Selamat membaca!
Kata hening datang menyelimuti mereka, Wildan menyadari ada yang aneh dari berubahan raut wajah Istrinya, perempuan itu nampak termenung dengan tatapan mata kosong tanpa arti ke sebuah benda yang berada di genggaman tangan kanannya.
Itu adalah sebuah gambar berlindungkan kaca dan bingkai yang diambil saat mereka melangsungkan pernikahan dua tahun lalu.
Kening Wildan berkerut, lantas apa yang mampu mengakibatkan istrinya hingga seperti ini?
Dengan langkah lamban Wildan berjalan menghampiri istrinya, duduk di tepi kasur dengan tubuh yang menghadap ke samping, "kenapa, sayang?" tanya Wildan ingin tahu, ada nada kekhawatiran terselip di sana.
Hanum nampaknya enggan untuk mengeluarkan suara, kedua sisi mulutnya mengatup rapat, hanya deruan napas memburu yang terdengar di telinga Wildan.
Hanum tidak dapat menggambarkan andaikan itu sampai terjadi, sudah pasti hatinya akan hancur tak berbentuk.
Wildan adalah seorang pemimpin di rumah tangganya, tanpa laki-laki itu mungkin Hanum akan seperti manusia yang kehilangan arah dan tujuan hidup, Hanum amat tidak siap untuk itu.
Kedua bola matanya terasa memanas, sekuat tenaga Hanum mencoba membendung tetesan air bening itu agar tidak merembes dan membasahi pipinya.
Hanum diam seribu bahasa, pikirannya menjadi hampa, perempuan itu hanya bisa memohon uluran tangan dari Sang Maha Kuasa agar dugaan yang bisa berdampak negatif pada keluarga kecilnya itu tidak akan benar-benar datang ke realitas.
'Ya Allah, Engkau adalah sebaik-baiknya pelindung. Aku meminta perlindungan dari-Mu untukku dan suamiku dari segala hal yang membahayakan.'
"Karena ini?"
Kesadaran tiba-tiba datang begitu Wildan merampas gambar itu dari genggaman Hanum, lalu memerhatikannya sebentar untuk beberapa detik, sebetulnya Wildan juga tidak menyangka dengan apa yang sebenarnya terjadi pada benda berbentuk pipih itu, kedua kelopak matanya bahkan sampai melebar.
Namun sesaat kemudian Wildan berusaha untuk bersikap normal, seolah tidak terjadi apa-apa.
Hanum hanya memberi respon dengan menganggukan kepalanya pelan, belum berani membalas tatapan Wildan yang seakan ingin mengusutnya dalam-dalam sampai ke akar.
"Sudahlah, jangan dipikirkan lagi, biar nanti aku ganti dengan bingkai yang baru." tutur Wildan menyepelekan, laki-laki itu lantas menyimpan gambar pernikahan mereka ke dalam laci yang ada di samping kasur.
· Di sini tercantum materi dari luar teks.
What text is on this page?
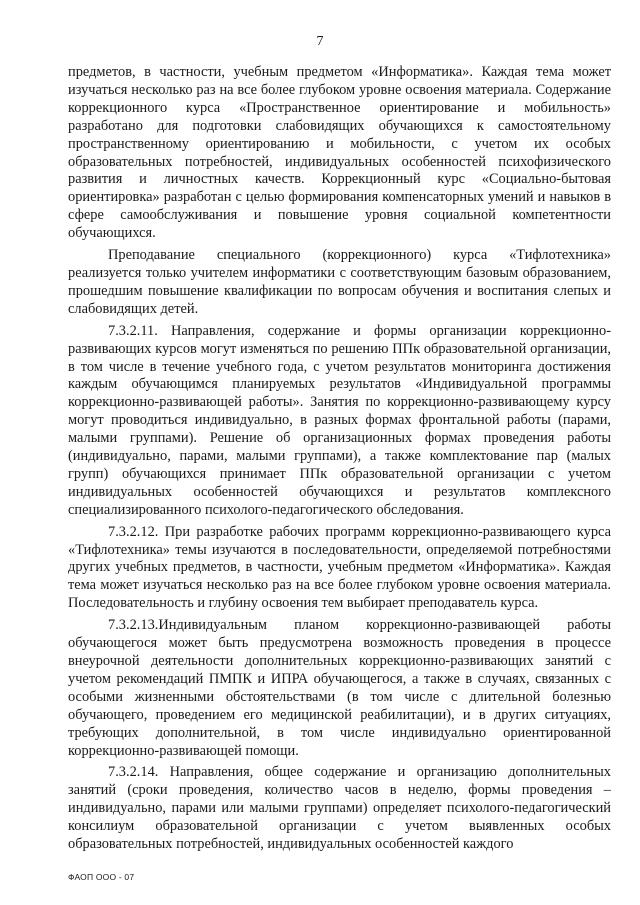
7

предметов, в частности, учебным предметом «Информатика». Каждая тема может изучаться несколько раз на все более глубоком уровне освоения материала. Содержание коррекционного курса «Пространственное ориентирование и мобильность» разработано для подготовки слабовидящих обучающихся к самостоятельному пространственному ориентированию и мобильности, с учетом их особых образовательных потребностей, индивидуальных особенностей психофизического развития и личностных качеств. Коррекционный курс «Социально-бытовая ориентировка» разработан с целью формирования компенсаторных умений и навыков в сфере самообслуживания и повышение уровня социальной компетентности обучающихся.

Преподавание специального (коррекционного) курса «Тифлотехника» реализуется только учителем информатики с соответствующим базовым образованием, прошедшим повышение квалификации по вопросам обучения и воспитания слепых и слабовидящих детей.

7.3.2.11. Направления, содержание и формы организации коррекционно-развивающих курсов могут изменяться по решению ППк образовательной организации, в том числе в течение учебного года, с учетом результатов мониторинга достижения каждым обучающимся планируемых результатов «Индивидуальной программы коррекционно-развивающей работы». Занятия по коррекционно-развивающему курсу могут проводиться индивидуально, в разных формах фронтальной работы (парами, малыми группами). Решение об организационных формах проведения работы (индивидуально, парами, малыми группами), а также комплектование пар (малых групп) обучающихся принимает ППк образовательной организации с учетом индивидуальных особенностей обучающихся и результатов комплексного специализированного психолого-педагогического обследования.

7.3.2.12. При разработке рабочих программ коррекционно-развивающего курса «Тифлотехника» темы изучаются в последовательности, определяемой потребностями других учебных предметов, в частности, учебным предметом «Информатика». Каждая тема может изучаться несколько раз на все более глубоком уровне освоения материала. Последовательность и глубину освоения тем выбирает преподаватель курса.

7.3.2.13.Индивидуальным планом коррекционно-развивающей работы обучающегося может быть предусмотрена возможность проведения в процессе внеурочной деятельности дополнительных коррекционно-развивающих занятий с учетом рекомендаций ПМПК и ИПРА обучающегося, а также в случаях, связанных с особыми жизненными обстоятельствами (в том числе с длительной болезнью обучающего, проведением его медицинской реабилитации), и в других ситуациях, требующих дополнительной, в том числе индивидуально ориентированной коррекционно-развивающей помощи.

7.3.2.14. Направления, общее содержание и организацию дополнительных занятий (сроки проведения, количество часов в неделю, формы проведения – индивидуально, парами или малыми группами) определяет психолого-педагогический консилиум образовательной организации с учетом выявленных особых образовательных потребностей, индивидуальных особенностей каждого

ФАОП ООО - 07
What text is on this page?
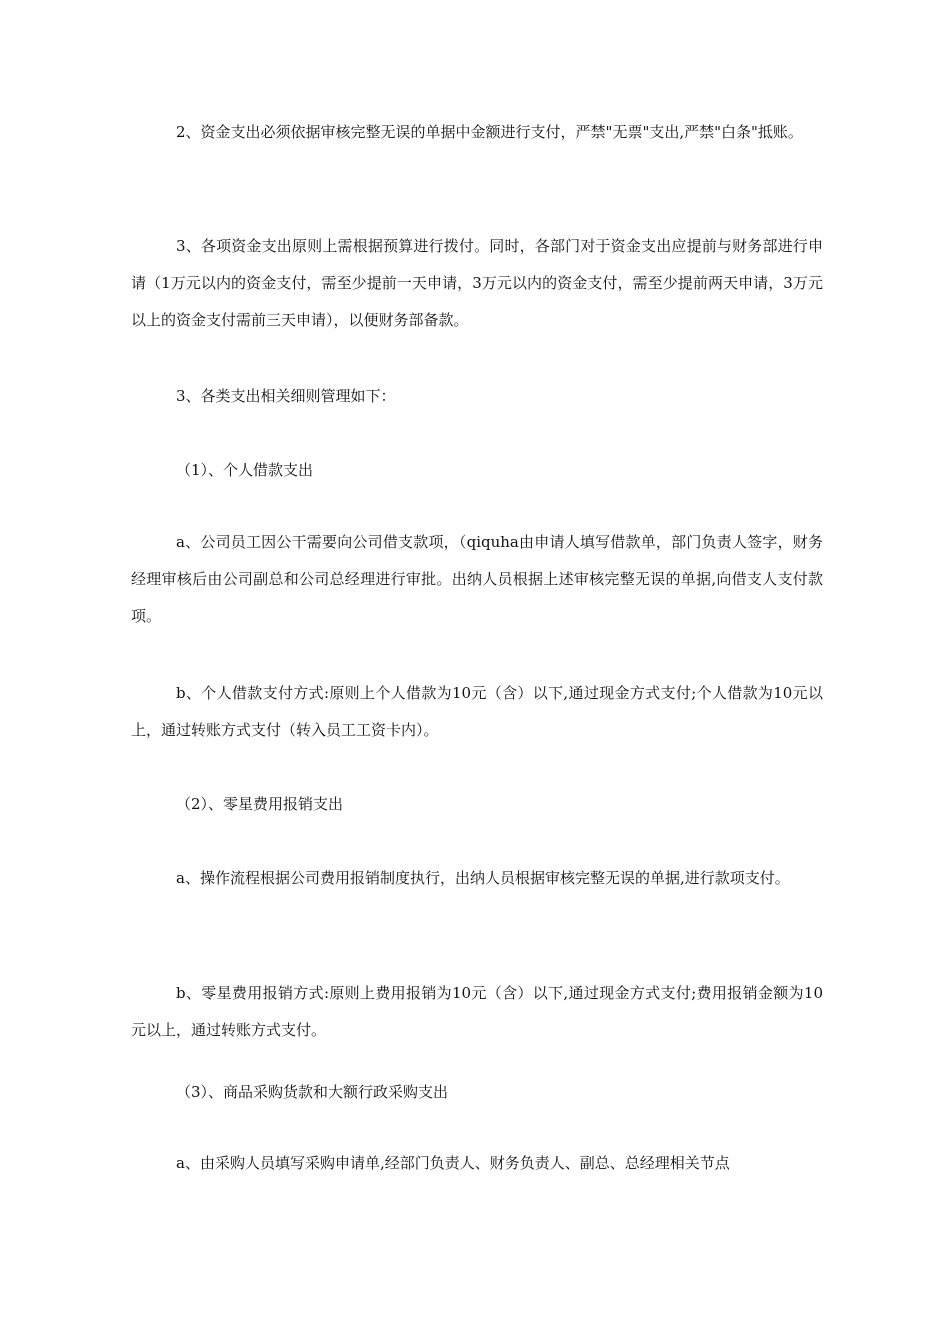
2、资金支出必须依据审核完整无误的单据中金额进行支付，严禁"无票"支出,严禁"白条"抵账。

3、各项资金支出原则上需根据预算进行拨付。同时，各部门对于资金支出应提前与财务部进行申请（1万元以内的资金支付，需至少提前一天申请，3万元以内的资金支付，需至少提前两天申请，3万元以上的资金支付需前三天申请），以便财务部备款。

3、各类支出相关细则管理如下：

（1）、个人借款支出

a、公司员工因公干需要向公司借支款项，（qiquha由申请人填写借款单，部门负责人签字，财务经理审核后由公司副总和公司总经理进行审批。出纳人员根据上述审核完整无误的单据,向借支人支付款项。

b、个人借款支付方式:原则上个人借款为10元（含）以下,通过现金方式支付;个人借款为10元以上，通过转账方式支付（转入员工工资卡内）。

（2）、零星费用报销支出

a、操作流程根据公司费用报销制度执行，出纳人员根据审核完整无误的单据,进行款项支付。

b、零星费用报销方式:原则上费用报销为10元（含）以下,通过现金方式支付;费用报销金额为10元以上，通过转账方式支付。

（3）、商品采购货款和大额行政采购支出

a、由采购人员填写采购申请单,经部门负责人、财务负责人、副总、总经理相关节点
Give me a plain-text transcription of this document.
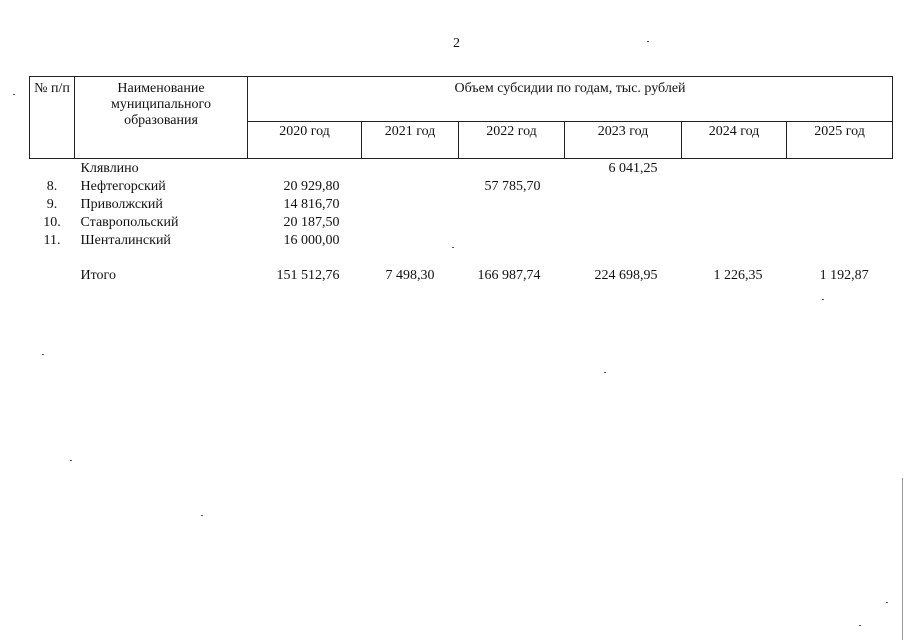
2
№ п/п	Наименование муниципального образования	Объем субсидии по годам, тыс. рублей					
		2020 год	2021 год	2022 год	2023 год	2024 год	2025 год
	Клявлино				6 041,25		
8.	Нефтегорский	20 929,80		57 785,70			
9.	Приволжский	14 816,70					
10.	Ставропольский	20 187,50					
11.	Шенталинский	16 000,00					

	Итого	151 512,76	7 498,30	166 987,74	224 698,95	1 226,35	1 192,87
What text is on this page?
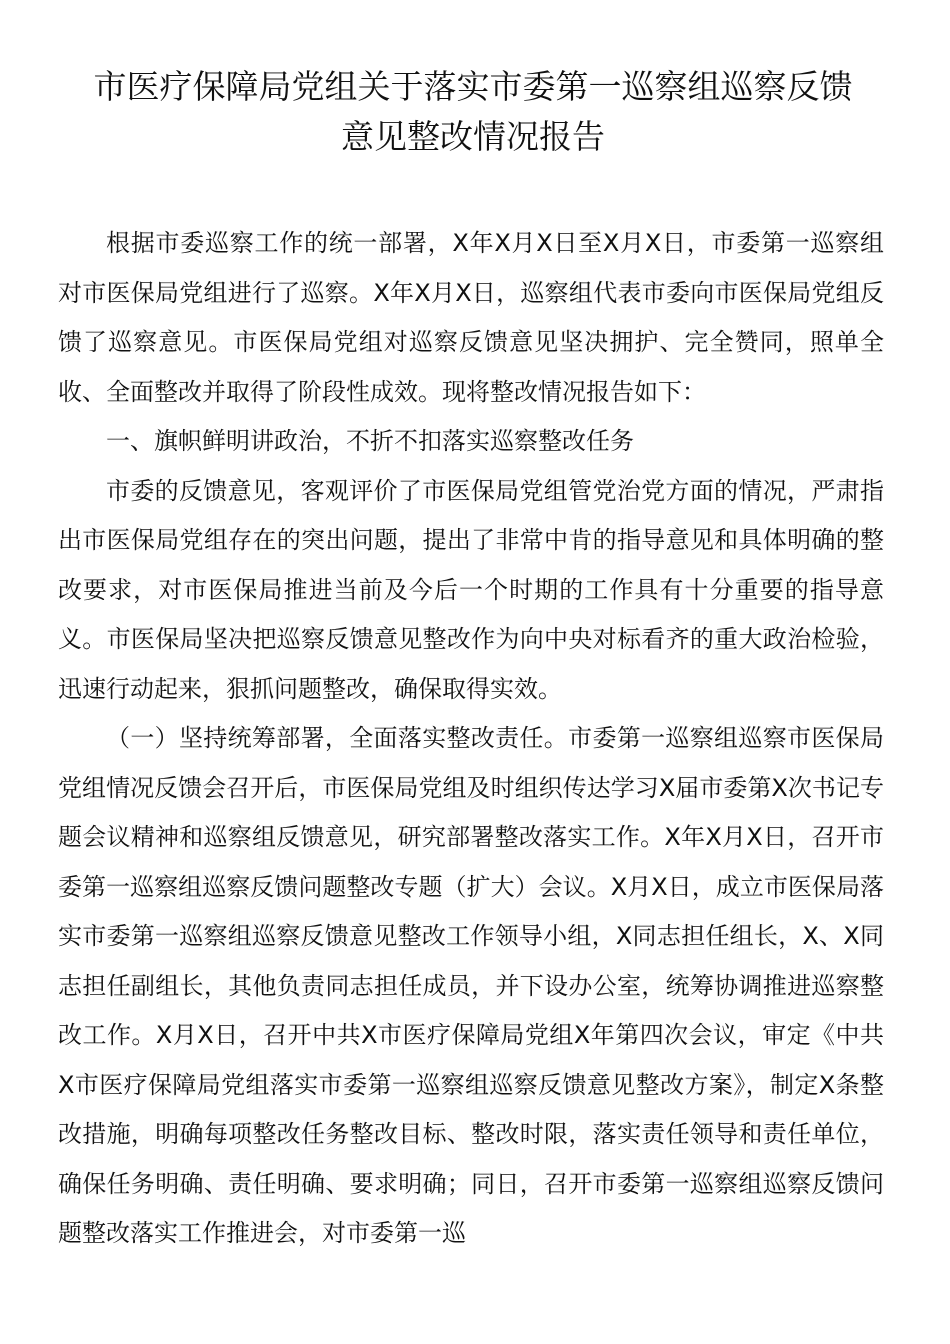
市医疗保障局党组关于落实市委第一巡察组巡察反馈
意见整改情况报告

根据市委巡察工作的统一部署，X年X月X日至X月X日，市委第一巡察组对市医保局党组进行了巡察。X年X月X日，巡察组代表市委向市医保局党组反馈了巡察意见。市医保局党组对巡察反馈意见坚决拥护、完全赞同，照单全收、全面整改并取得了阶段性成效。现将整改情况报告如下：

一、旗帜鲜明讲政治，不折不扣落实巡察整改任务

市委的反馈意见，客观评价了市医保局党组管党治党方面的情况，严肃指出市医保局党组存在的突出问题，提出了非常中肯的指导意见和具体明确的整改要求，对市医保局推进当前及今后一个时期的工作具有十分重要的指导意义。市医保局坚决把巡察反馈意见整改作为向中央对标看齐的重大政治检验，迅速行动起来，狠抓问题整改，确保取得实效。

（一）坚持统筹部署，全面落实整改责任。市委第一巡察组巡察市医保局党组情况反馈会召开后，市医保局党组及时组织传达学习X届市委第X次书记专题会议精神和巡察组反馈意见，研究部署整改落实工作。X年X月X日，召开市委第一巡察组巡察反馈问题整改专题（扩大）会议。X月X日，成立市医保局落实市委第一巡察组巡察反馈意见整改工作领导小组，X同志担任组长，X、X同志担任副组长，其他负责同志担任成员，并下设办公室，统筹协调推进巡察整改工作。X月X日，召开中共X市医疗保障局党组X年第四次会议，审定《中共X市医疗保障局党组落实市委第一巡察组巡察反馈意见整改方案》，制定X条整改措施，明确每项整改任务整改目标、整改时限，落实责任领导和责任单位，确保任务明确、责任明确、要求明确；同日，召开市委第一巡察组巡察反馈问题整改落实工作推进会，对市委第一巡
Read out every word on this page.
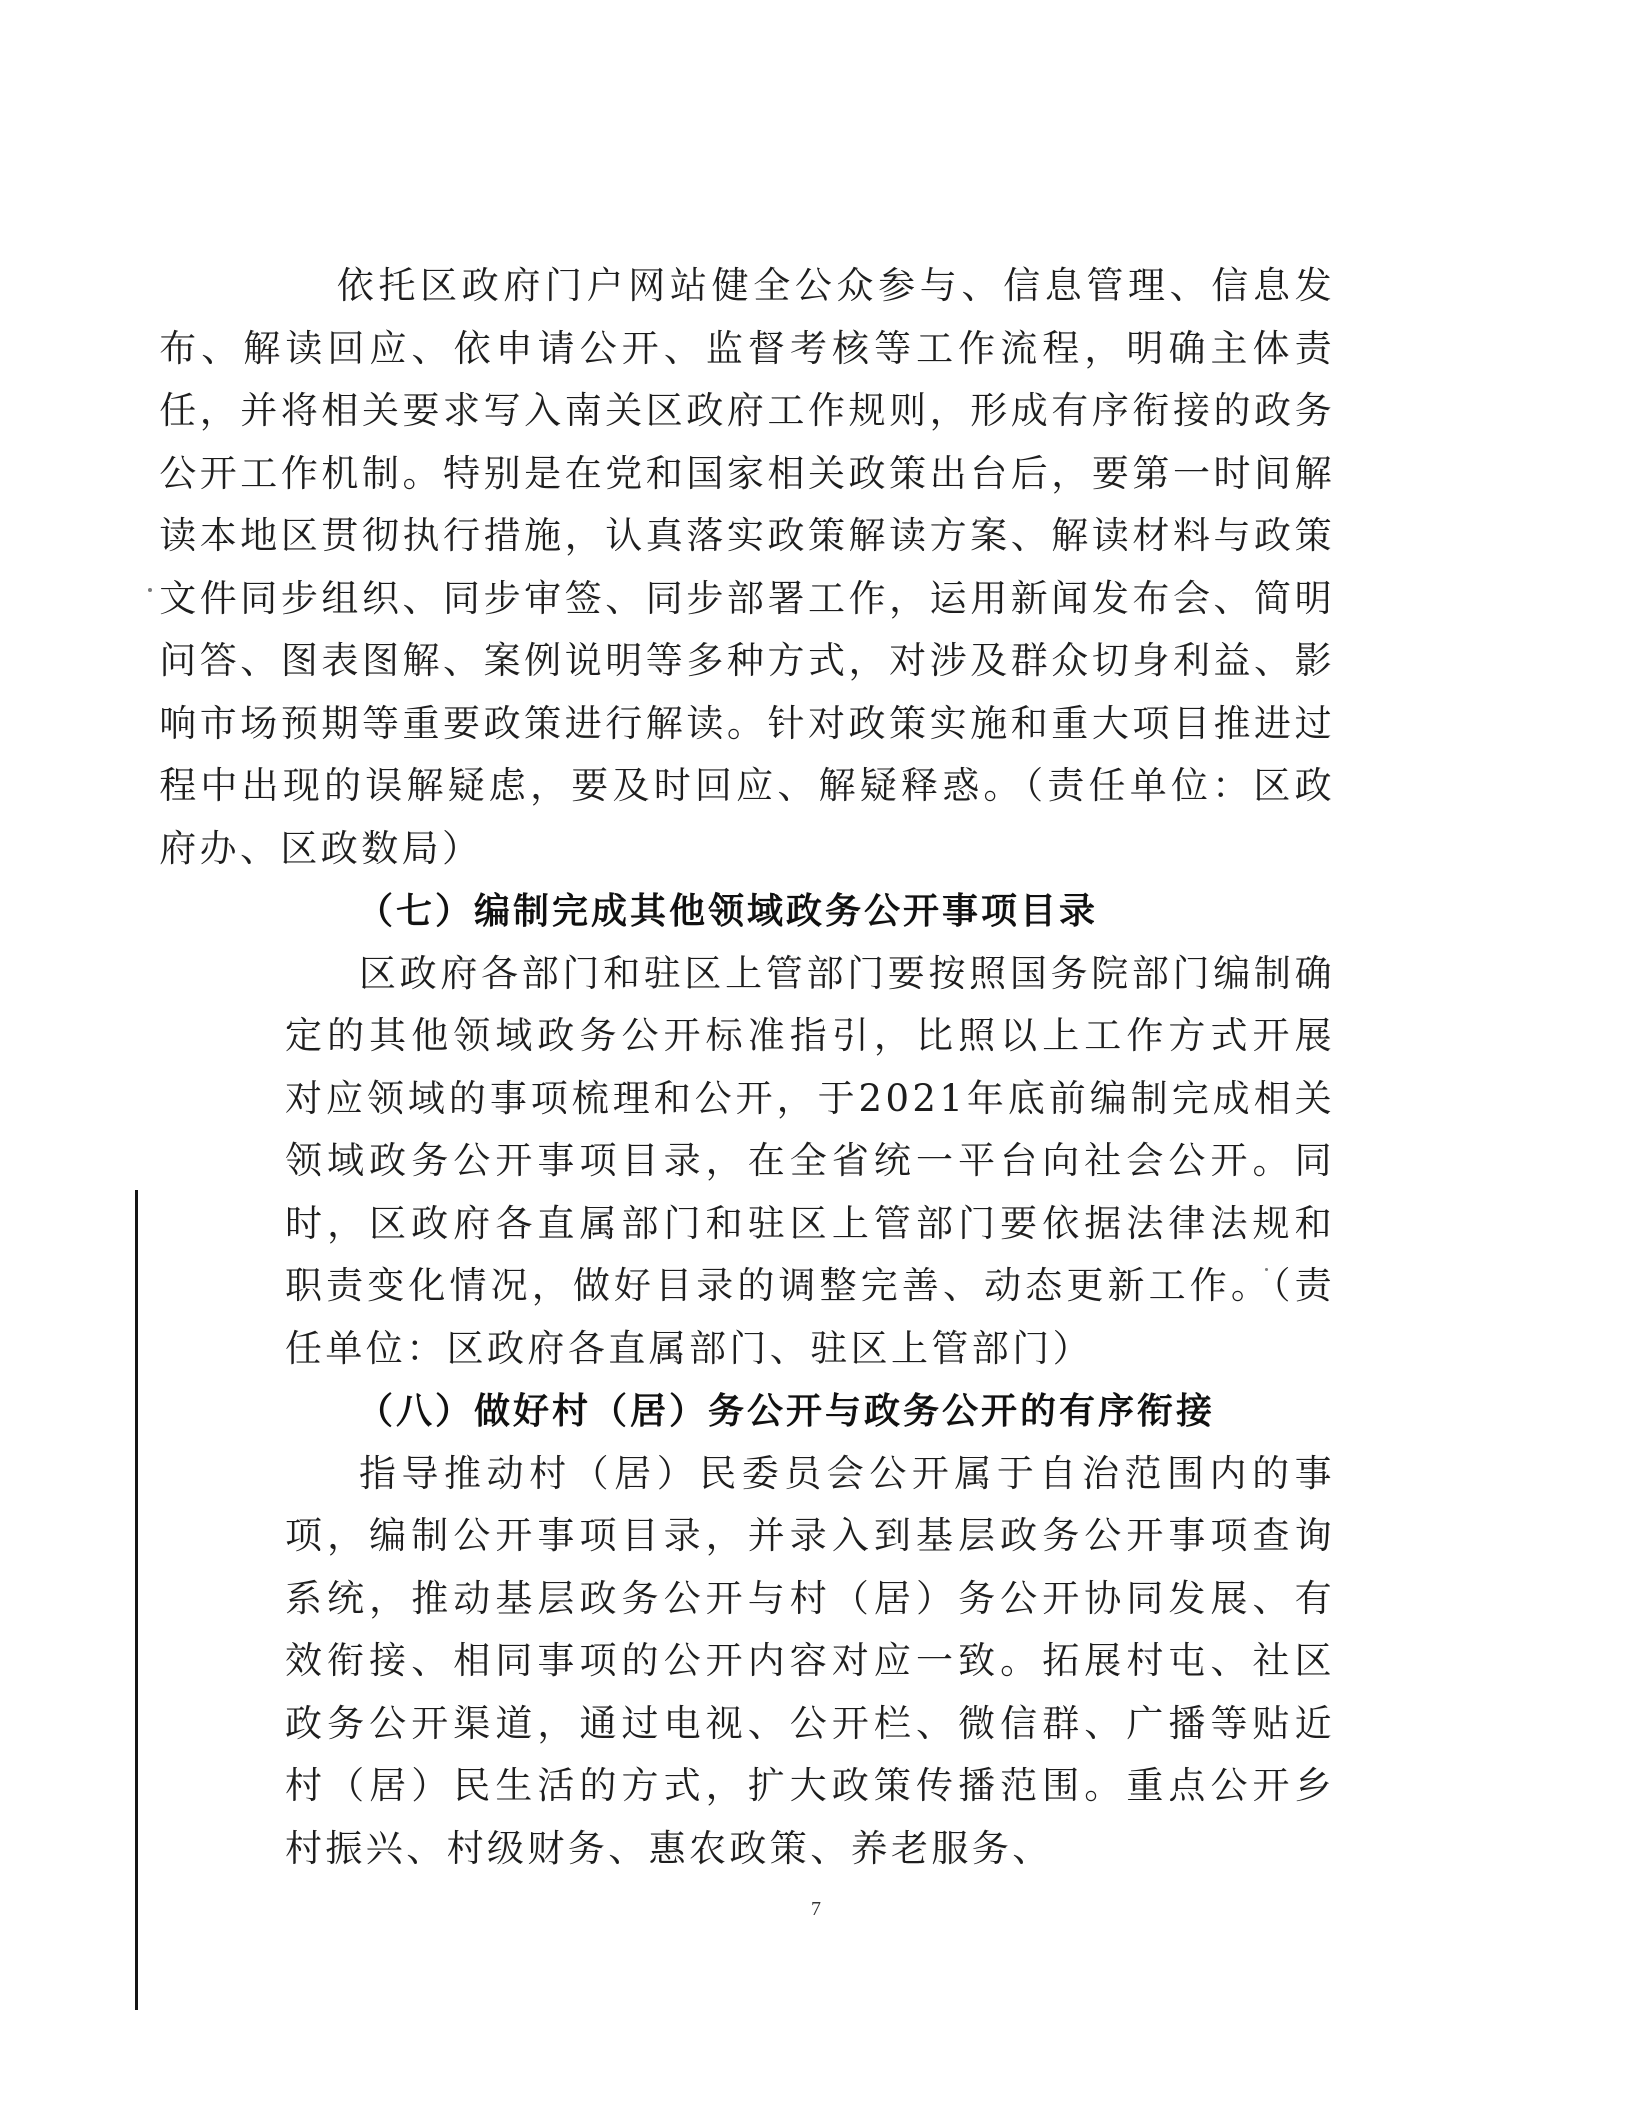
依托区政府门户网站健全公众参与、信息管理、信息发布、解读回应、依申请公开、监督考核等工作流程，明确主体责任，并将相关要求写入南关区政府工作规则，形成有序衔接的政务公开工作机制。特别是在党和国家相关政策出台后，要第一时间解读本地区贯彻执行措施，认真落实政策解读方案、解读材料与政策文件同步组织、同步审签、同步部署工作，运用新闻发布会、简明问答、图表图解、案例说明等多种方式，对涉及群众切身利益、影响市场预期等重要政策进行解读。针对政策实施和重大项目推进过程中出现的误解疑虑，要及时回应、解疑释惑。（责任单位：区政府办、区政数局）

（七）编制完成其他领域政务公开事项目录

区政府各部门和驻区上管部门要按照国务院部门编制确定的其他领域政务公开标准指引，比照以上工作方式开展对应领域的事项梳理和公开，于2021年底前编制完成相关领域政务公开事项目录，在全省统一平台向社会公开。同时，区政府各直属部门和驻区上管部门要依据法律法规和职责变化情况，做好目录的调整完善、动态更新工作。（责任单位：区政府各直属部门、驻区上管部门）

（八）做好村（居）务公开与政务公开的有序衔接

指导推动村（居）民委员会公开属于自治范围内的事项，编制公开事项目录，并录入到基层政务公开事项查询系统，推动基层政务公开与村（居）务公开协同发展、有效衔接、相同事项的公开内容对应一致。拓展村屯、社区政务公开渠道，通过电视、公开栏、微信群、广播等贴近村（居）民生活的方式，扩大政策传播范围。重点公开乡村振兴、村级财务、惠农政策、养老服务、

7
Dalam pandangan Wildan tidak ada gunanya memikirkan perihal seperti itu, yang ada malah membuatnya merasa tidak tenang hati dan bisa membawa mudharat lain mendatangi mereka.
Wildan tidak ingin Hanum berlarut-larut dalam perasaan kalut yang jelas-jelas tidak memberi faedah.
Ragu-ragu Hanum mengangkat kepalanya sampai tatapan mereka bertemu, menatap Wildan dengan sedikit rasa gentar yang menyelimuti hati kecilnya, seolah sedang diikuti bayang-bayang tak jelas yang selalu menghantuinya ke mana pun ia melangkah pergi.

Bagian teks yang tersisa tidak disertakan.